Customers are constantly asking me if there is something which would help them to scale MySQL and get some HA out of the box even on the medium level. Seriously – MySQL Cluster, Continuent, Master-Master Replication, DRBD or SAN based HA architectures all have their limits which makes neither of them used for very wide class of applications.
Another interesting trend which is happening is Web is getting more enterprise like. After few years of geeky startup growth many companies get sold or otherwise become structured in more enterprise fashion and become thinking more enterprise wise – they may want more packaged solutions rather than custom architectures, they also may not enjoy running too many servers. For others it becomes space and power constraint.

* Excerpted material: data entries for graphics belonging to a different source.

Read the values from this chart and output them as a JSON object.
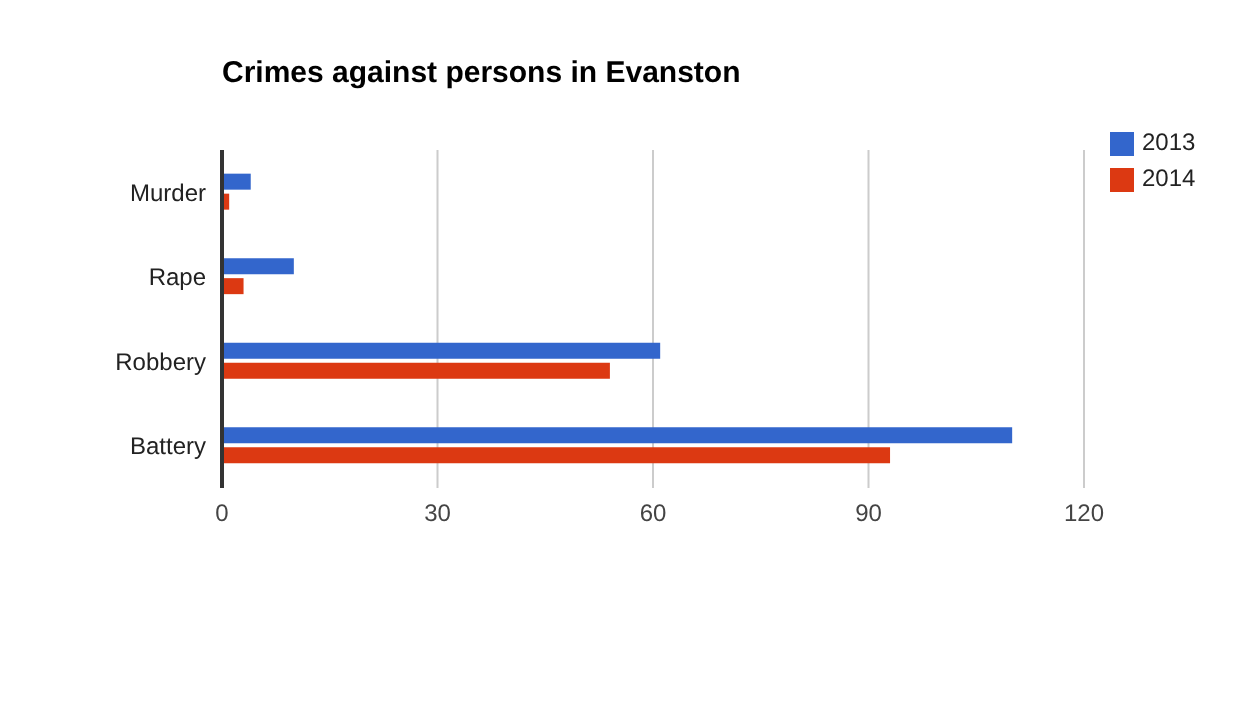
{
  "chart_data": {
    "type": "bar",
    "orientation": "horizontal",
    "title": "Crimes against persons in Evanston",
    "categories": [
      "Murder",
      "Rape",
      "Robbery",
      "Battery"
    ],
    "series": [
      {
        "name": "2013",
        "color": "#3366cc",
        "values": [
          4,
          10,
          61,
          110
        ]
      },
      {
        "name": "2014",
        "color": "#dc3912",
        "values": [
          1,
          3,
          54,
          93
        ]
      }
    ],
    "xlim": [
      0,
      120
    ],
    "xticks": [
      0,
      30,
      60,
      90,
      120
    ],
    "grid": "x",
    "legend": "top right"
  }
}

It is also worth to mention Web vs Open Source component here. I think there is an interesting split – some companies I talk to are committed to “no vendor lock in” policy and would not like proprietary solutions, another – typically ones having already some of these system in house do not really care and would go with commercial solution if it solves their pains.
So what do we see as response to these requirements ?

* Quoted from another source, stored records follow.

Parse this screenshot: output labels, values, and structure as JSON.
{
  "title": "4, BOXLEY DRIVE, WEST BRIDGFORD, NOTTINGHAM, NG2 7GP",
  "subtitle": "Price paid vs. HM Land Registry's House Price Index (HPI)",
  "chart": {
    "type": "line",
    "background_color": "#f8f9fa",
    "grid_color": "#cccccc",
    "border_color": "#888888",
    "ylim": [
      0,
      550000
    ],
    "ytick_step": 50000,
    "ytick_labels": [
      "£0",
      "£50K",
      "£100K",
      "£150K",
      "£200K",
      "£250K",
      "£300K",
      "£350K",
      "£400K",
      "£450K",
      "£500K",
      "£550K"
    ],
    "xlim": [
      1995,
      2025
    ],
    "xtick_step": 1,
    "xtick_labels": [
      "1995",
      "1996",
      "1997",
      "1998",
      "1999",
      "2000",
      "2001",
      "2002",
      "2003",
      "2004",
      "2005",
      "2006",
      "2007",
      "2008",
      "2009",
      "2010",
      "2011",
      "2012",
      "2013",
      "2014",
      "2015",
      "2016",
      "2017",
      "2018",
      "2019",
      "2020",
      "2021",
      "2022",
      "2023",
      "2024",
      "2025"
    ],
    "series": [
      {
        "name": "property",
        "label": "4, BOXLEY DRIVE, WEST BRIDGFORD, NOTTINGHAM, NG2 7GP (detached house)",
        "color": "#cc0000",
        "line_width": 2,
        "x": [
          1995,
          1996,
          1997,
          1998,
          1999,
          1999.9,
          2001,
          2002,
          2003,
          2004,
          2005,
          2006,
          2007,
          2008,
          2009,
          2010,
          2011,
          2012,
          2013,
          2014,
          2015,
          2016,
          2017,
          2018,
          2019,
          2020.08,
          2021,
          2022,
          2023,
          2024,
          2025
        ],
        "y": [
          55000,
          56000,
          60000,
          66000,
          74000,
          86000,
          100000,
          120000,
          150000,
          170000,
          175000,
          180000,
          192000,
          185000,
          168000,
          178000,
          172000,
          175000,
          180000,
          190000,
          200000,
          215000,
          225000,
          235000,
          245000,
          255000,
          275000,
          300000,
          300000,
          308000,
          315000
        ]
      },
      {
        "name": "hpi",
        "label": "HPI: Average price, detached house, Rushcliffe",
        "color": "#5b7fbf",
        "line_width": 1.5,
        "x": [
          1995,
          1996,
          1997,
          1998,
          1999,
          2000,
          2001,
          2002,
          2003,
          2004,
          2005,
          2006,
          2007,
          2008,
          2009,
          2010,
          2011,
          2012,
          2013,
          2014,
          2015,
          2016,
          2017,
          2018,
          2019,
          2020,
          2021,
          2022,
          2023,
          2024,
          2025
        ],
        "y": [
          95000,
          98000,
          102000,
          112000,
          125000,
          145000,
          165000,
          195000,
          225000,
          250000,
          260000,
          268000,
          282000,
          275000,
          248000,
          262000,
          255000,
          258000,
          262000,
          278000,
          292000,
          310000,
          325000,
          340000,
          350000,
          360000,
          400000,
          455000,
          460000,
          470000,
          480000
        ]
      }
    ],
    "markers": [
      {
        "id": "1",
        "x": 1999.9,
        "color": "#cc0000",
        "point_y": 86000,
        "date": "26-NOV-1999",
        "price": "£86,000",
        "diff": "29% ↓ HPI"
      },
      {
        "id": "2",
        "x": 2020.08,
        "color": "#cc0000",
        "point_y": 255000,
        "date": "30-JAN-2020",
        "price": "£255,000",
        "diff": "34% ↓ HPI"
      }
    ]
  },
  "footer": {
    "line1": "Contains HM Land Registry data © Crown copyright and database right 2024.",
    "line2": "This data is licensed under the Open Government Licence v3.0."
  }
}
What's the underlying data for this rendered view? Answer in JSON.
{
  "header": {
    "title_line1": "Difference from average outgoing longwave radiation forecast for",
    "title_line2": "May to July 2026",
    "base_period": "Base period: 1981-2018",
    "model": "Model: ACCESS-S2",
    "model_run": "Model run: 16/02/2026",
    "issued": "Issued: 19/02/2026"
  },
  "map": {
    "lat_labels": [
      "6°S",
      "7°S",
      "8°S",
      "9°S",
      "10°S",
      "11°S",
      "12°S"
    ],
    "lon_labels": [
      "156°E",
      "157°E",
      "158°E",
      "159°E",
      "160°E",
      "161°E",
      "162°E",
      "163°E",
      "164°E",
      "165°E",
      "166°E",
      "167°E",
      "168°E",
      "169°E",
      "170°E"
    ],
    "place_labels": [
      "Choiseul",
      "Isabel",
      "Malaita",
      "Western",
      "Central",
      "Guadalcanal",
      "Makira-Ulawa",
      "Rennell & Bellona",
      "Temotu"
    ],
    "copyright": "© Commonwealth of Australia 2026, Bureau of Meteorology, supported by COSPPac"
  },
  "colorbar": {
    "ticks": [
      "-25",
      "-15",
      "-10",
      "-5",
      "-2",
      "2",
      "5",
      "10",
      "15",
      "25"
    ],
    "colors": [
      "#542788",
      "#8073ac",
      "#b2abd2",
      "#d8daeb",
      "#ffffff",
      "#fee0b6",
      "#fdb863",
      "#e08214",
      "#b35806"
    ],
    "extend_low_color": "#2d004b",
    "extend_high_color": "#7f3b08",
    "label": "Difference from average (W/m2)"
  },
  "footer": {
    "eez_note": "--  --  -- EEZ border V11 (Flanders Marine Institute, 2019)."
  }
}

From MySQL side we have further development of MySQL Cluster to be more usable for web apps as well as development of MySQL Proxy to help with sharding or dealing with use not fully up to date slaves.

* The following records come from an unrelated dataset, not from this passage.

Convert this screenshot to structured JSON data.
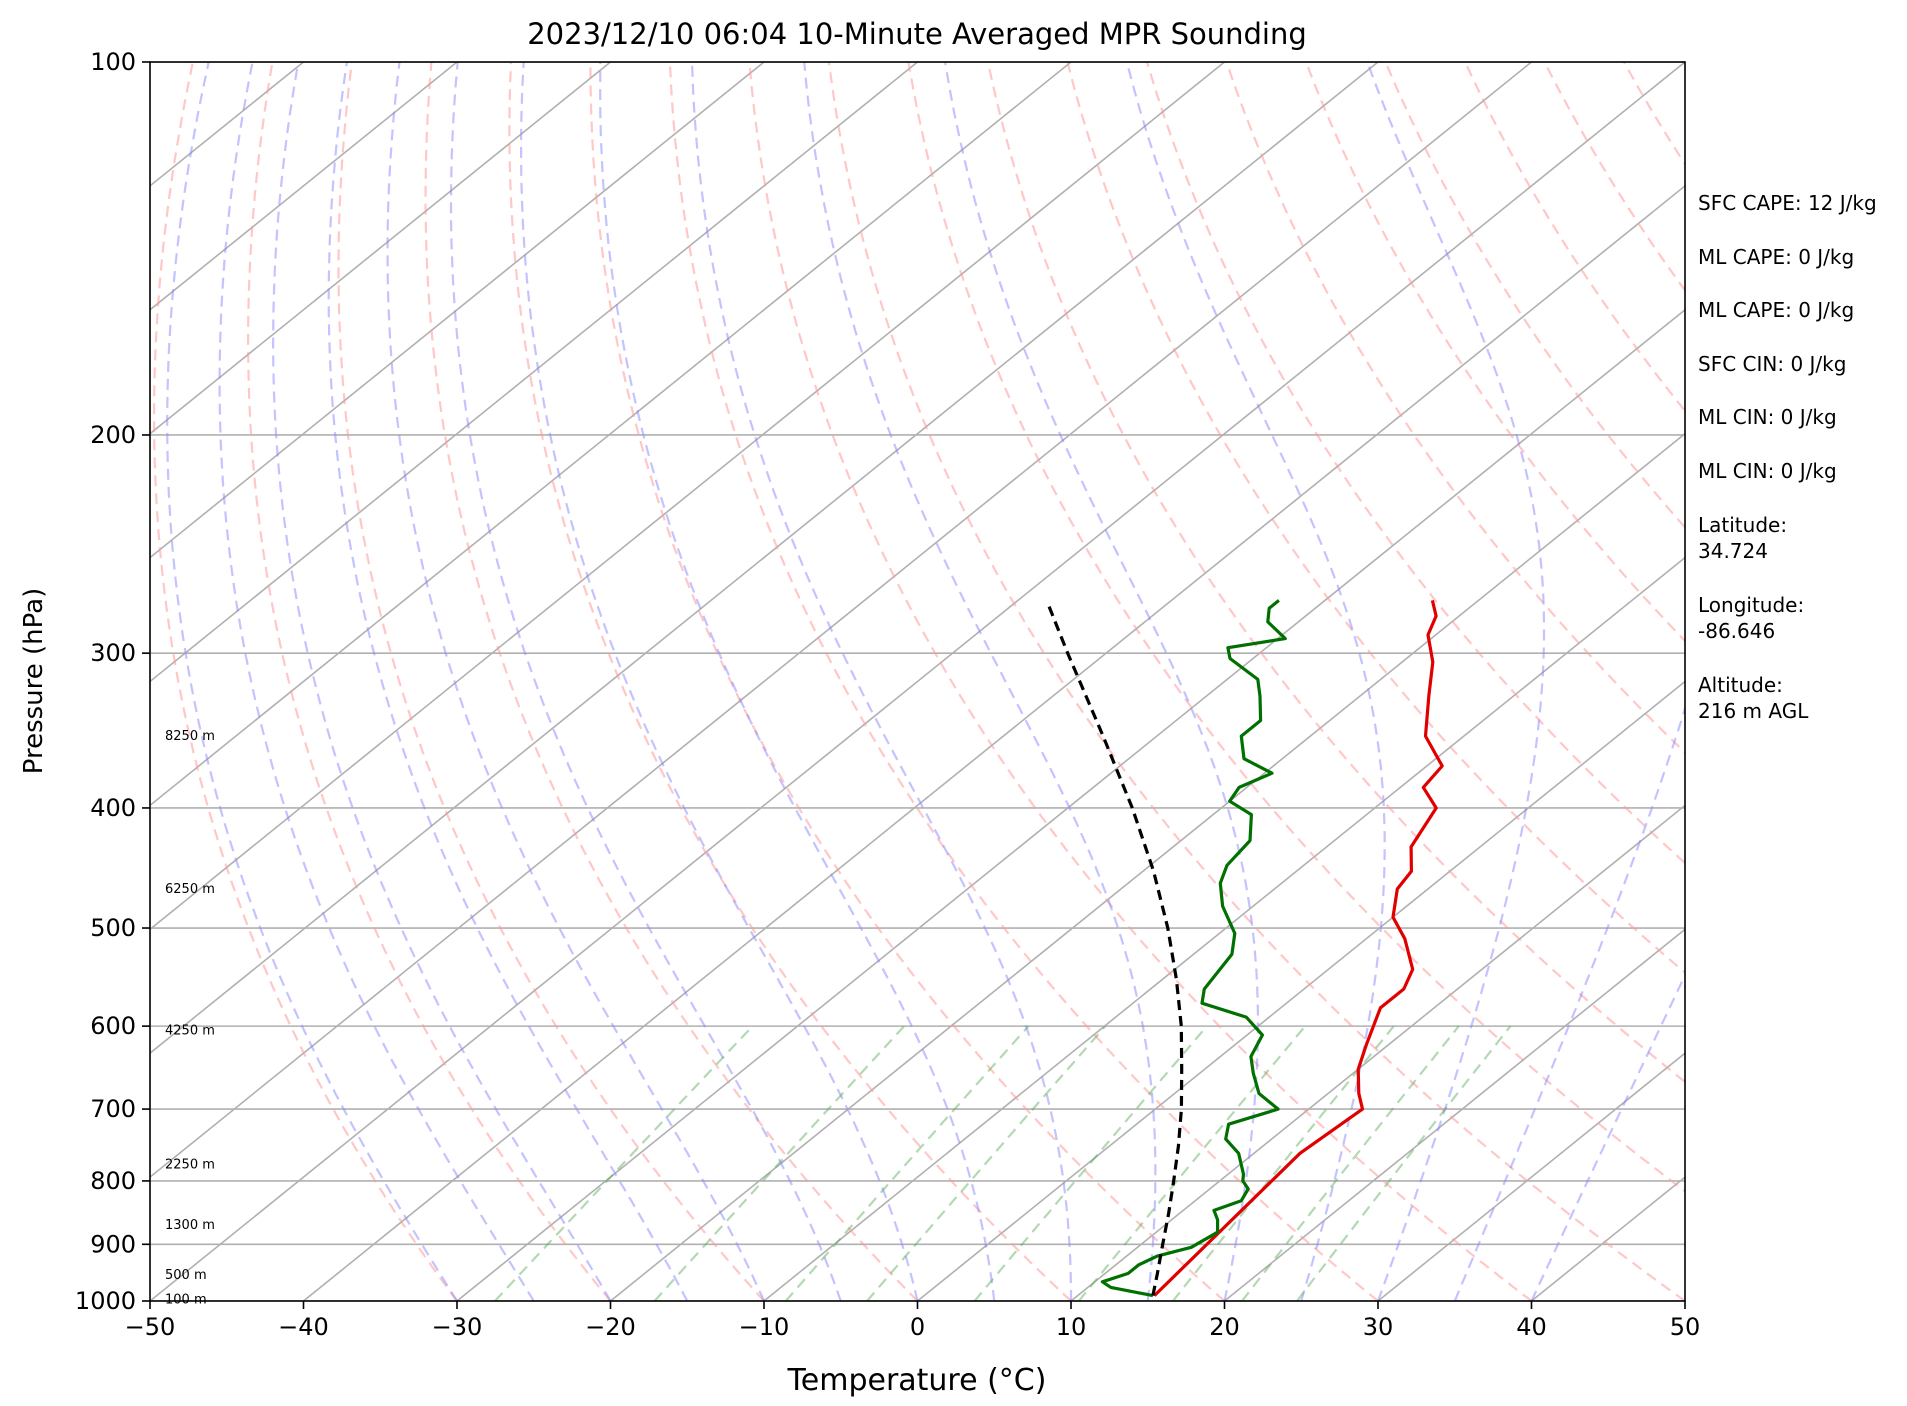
{
  "chart_data": {
    "type": "line",
    "title": "2023/12/10 06:04 10-Minute Averaged MPR Sounding",
    "xlabel": "Temperature (°C)",
    "ylabel": "Pressure (hPa)",
    "xlim": [
      -50,
      50
    ],
    "ylim": [
      1000,
      100
    ],
    "y_scale": "log",
    "skew": true,
    "grid": true,
    "x_ticks": [
      -50,
      -40,
      -30,
      -20,
      -10,
      0,
      10,
      20,
      30,
      40,
      50
    ],
    "x_tick_labels": [
      "−50",
      "−40",
      "−30",
      "−20",
      "−10",
      "0",
      "10",
      "20",
      "30",
      "40",
      "50"
    ],
    "y_ticks": [
      1000,
      900,
      800,
      700,
      600,
      500,
      400,
      300,
      200,
      100
    ],
    "y_tick_labels": [
      "1000",
      "900",
      "800",
      "700",
      "600",
      "500",
      "400",
      "300",
      "200",
      "100"
    ],
    "height_labels": [
      {
        "text": "100 m",
        "p": 997
      },
      {
        "text": "500 m",
        "p": 953
      },
      {
        "text": "1300 m",
        "p": 868
      },
      {
        "text": "2250 m",
        "p": 776
      },
      {
        "text": "4250 m",
        "p": 605
      },
      {
        "text": "6250 m",
        "p": 465
      },
      {
        "text": "8250 m",
        "p": 350
      }
    ],
    "series": [
      {
        "color": "#e00000",
        "points": [
          {
            "p": 990,
            "t": 15.0
          },
          {
            "p": 760,
            "t": 13.0
          },
          {
            "p": 700,
            "t": 13.5
          },
          {
            "p": 680,
            "t": 12.0
          },
          {
            "p": 650,
            "t": 10.0
          },
          {
            "p": 620,
            "t": 8.5
          },
          {
            "p": 580,
            "t": 6.5
          },
          {
            "p": 560,
            "t": 6.5
          },
          {
            "p": 540,
            "t": 5.5
          },
          {
            "p": 510,
            "t": 2.5
          },
          {
            "p": 490,
            "t": 0.0
          },
          {
            "p": 465,
            "t": -2.0
          },
          {
            "p": 450,
            "t": -2.5
          },
          {
            "p": 430,
            "t": -4.5
          },
          {
            "p": 400,
            "t": -6.0
          },
          {
            "p": 385,
            "t": -8.5
          },
          {
            "p": 370,
            "t": -9.0
          },
          {
            "p": 350,
            "t": -12.5
          },
          {
            "p": 325,
            "t": -15.5
          },
          {
            "p": 305,
            "t": -18.0
          },
          {
            "p": 290,
            "t": -20.5
          },
          {
            "p": 280,
            "t": -21.5
          },
          {
            "p": 272,
            "t": -23.0
          }
        ]
      },
      {
        "color": "#007000",
        "points": [
          {
            "p": 990,
            "t": 14.9
          },
          {
            "p": 975,
            "t": 11.5
          },
          {
            "p": 965,
            "t": 10.5
          },
          {
            "p": 950,
            "t": 11.5
          },
          {
            "p": 935,
            "t": 11.5
          },
          {
            "p": 920,
            "t": 12.0
          },
          {
            "p": 905,
            "t": 13.5
          },
          {
            "p": 880,
            "t": 14.0
          },
          {
            "p": 860,
            "t": 13.0
          },
          {
            "p": 845,
            "t": 12.0
          },
          {
            "p": 830,
            "t": 13.0
          },
          {
            "p": 812,
            "t": 12.5
          },
          {
            "p": 800,
            "t": 11.5
          },
          {
            "p": 790,
            "t": 11.0
          },
          {
            "p": 760,
            "t": 9.0
          },
          {
            "p": 740,
            "t": 7.0
          },
          {
            "p": 720,
            "t": 6.0
          },
          {
            "p": 700,
            "t": 8.0
          },
          {
            "p": 680,
            "t": 5.5
          },
          {
            "p": 655,
            "t": 3.5
          },
          {
            "p": 635,
            "t": 2.0
          },
          {
            "p": 610,
            "t": 1.0
          },
          {
            "p": 590,
            "t": -1.5
          },
          {
            "p": 575,
            "t": -5.5
          },
          {
            "p": 560,
            "t": -6.5
          },
          {
            "p": 525,
            "t": -7.5
          },
          {
            "p": 505,
            "t": -9.0
          },
          {
            "p": 480,
            "t": -12.0
          },
          {
            "p": 460,
            "t": -14.0
          },
          {
            "p": 445,
            "t": -15.0
          },
          {
            "p": 425,
            "t": -15.5
          },
          {
            "p": 405,
            "t": -17.5
          },
          {
            "p": 395,
            "t": -20.0
          },
          {
            "p": 385,
            "t": -20.5
          },
          {
            "p": 375,
            "t": -19.5
          },
          {
            "p": 365,
            "t": -22.5
          },
          {
            "p": 350,
            "t": -24.5
          },
          {
            "p": 340,
            "t": -24.5
          },
          {
            "p": 325,
            "t": -26.5
          },
          {
            "p": 315,
            "t": -28.0
          },
          {
            "p": 303,
            "t": -31.5
          },
          {
            "p": 297,
            "t": -32.5
          },
          {
            "p": 292,
            "t": -29.5
          },
          {
            "p": 283,
            "t": -32.0
          },
          {
            "p": 276,
            "t": -33.0
          },
          {
            "p": 272,
            "t": -33.0
          }
        ]
      },
      {
        "color": "#000000",
        "dashed": true,
        "points": [
          {
            "p": 990,
            "t": 14.9
          },
          {
            "p": 950,
            "t": 13.4
          },
          {
            "p": 900,
            "t": 11.4
          },
          {
            "p": 850,
            "t": 9.3
          },
          {
            "p": 800,
            "t": 7.0
          },
          {
            "p": 750,
            "t": 4.5
          },
          {
            "p": 700,
            "t": 1.7
          },
          {
            "p": 650,
            "t": -1.5
          },
          {
            "p": 600,
            "t": -5.0
          },
          {
            "p": 550,
            "t": -9.1
          },
          {
            "p": 500,
            "t": -13.8
          },
          {
            "p": 450,
            "t": -19.3
          },
          {
            "p": 400,
            "t": -25.8
          },
          {
            "p": 350,
            "t": -33.5
          },
          {
            "p": 300,
            "t": -42.5
          },
          {
            "p": 275,
            "t": -47.5
          }
        ]
      }
    ]
  },
  "side_panel": [
    "SFC CAPE: 12 J/kg",
    "ML CAPE: 0 J/kg",
    "ML CAPE: 0 J/kg",
    "SFC CIN: 0 J/kg",
    "ML CIN: 0 J/kg",
    "ML CIN: 0 J/kg",
    "Latitude:\n34.724",
    "Longitude:\n-86.646",
    "Altitude:\n216 m AGL"
  ]
}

Some innovation is coming from third party vendors – InfoBright and NitroDB presented Storage Engines targeting certain workloads. PrimeBase is working on scalable blog streaming to make it possible store large blobs such as images in the database efficiently.
The other Wave is appliances – you can see Violin Memory appliance which can be used with MySQL to get very fast IO and so consolidate system suffering from IO bound workloads. There is KickFire appliance around the corner which more focuses on CPU bound complex queries and there are more in development.
Though I think most interesting development when it comes from Web Apps come from another side and is abut not SQL and non relational data processing and storage system – BigTable with MapReduce, Amazon Dynamo and SimpleDB, Hadoop
Another angle of customization of data store and processing was using non SQL and not systems – Google Big Table, Amazon Dynamo and SimpleDB, Hadoop, CouchDB which comes computed with Cloud Computing and dealing with geographically distributed very large scale systems.
This is the area where I would expect next big innovation to happen, when it comes to Web applications. Web applications concepts operate with concepts which are not very efficiently handled with SQL and relational operations (think social graph or permissions).
I would expect MySQL to continue to drill into Enterprise market during next few years but Web Applications starting to more and more relay on alternative systems for data storage and management (well Google does it already).
I also think the piece which is missing now is not the database but rather concept and platform – developers do not want to care about database and caching they just want their application to be quickly developed and scale well. So what we need is some kind of breed between Ruby on Rails in terms of getting it up and running fast and Scalability on the scale of Big Table with Map Reduce.
Indeed I think MySQL Replication usage will reduce, but I would not expect Memcached to be leading pushing factor.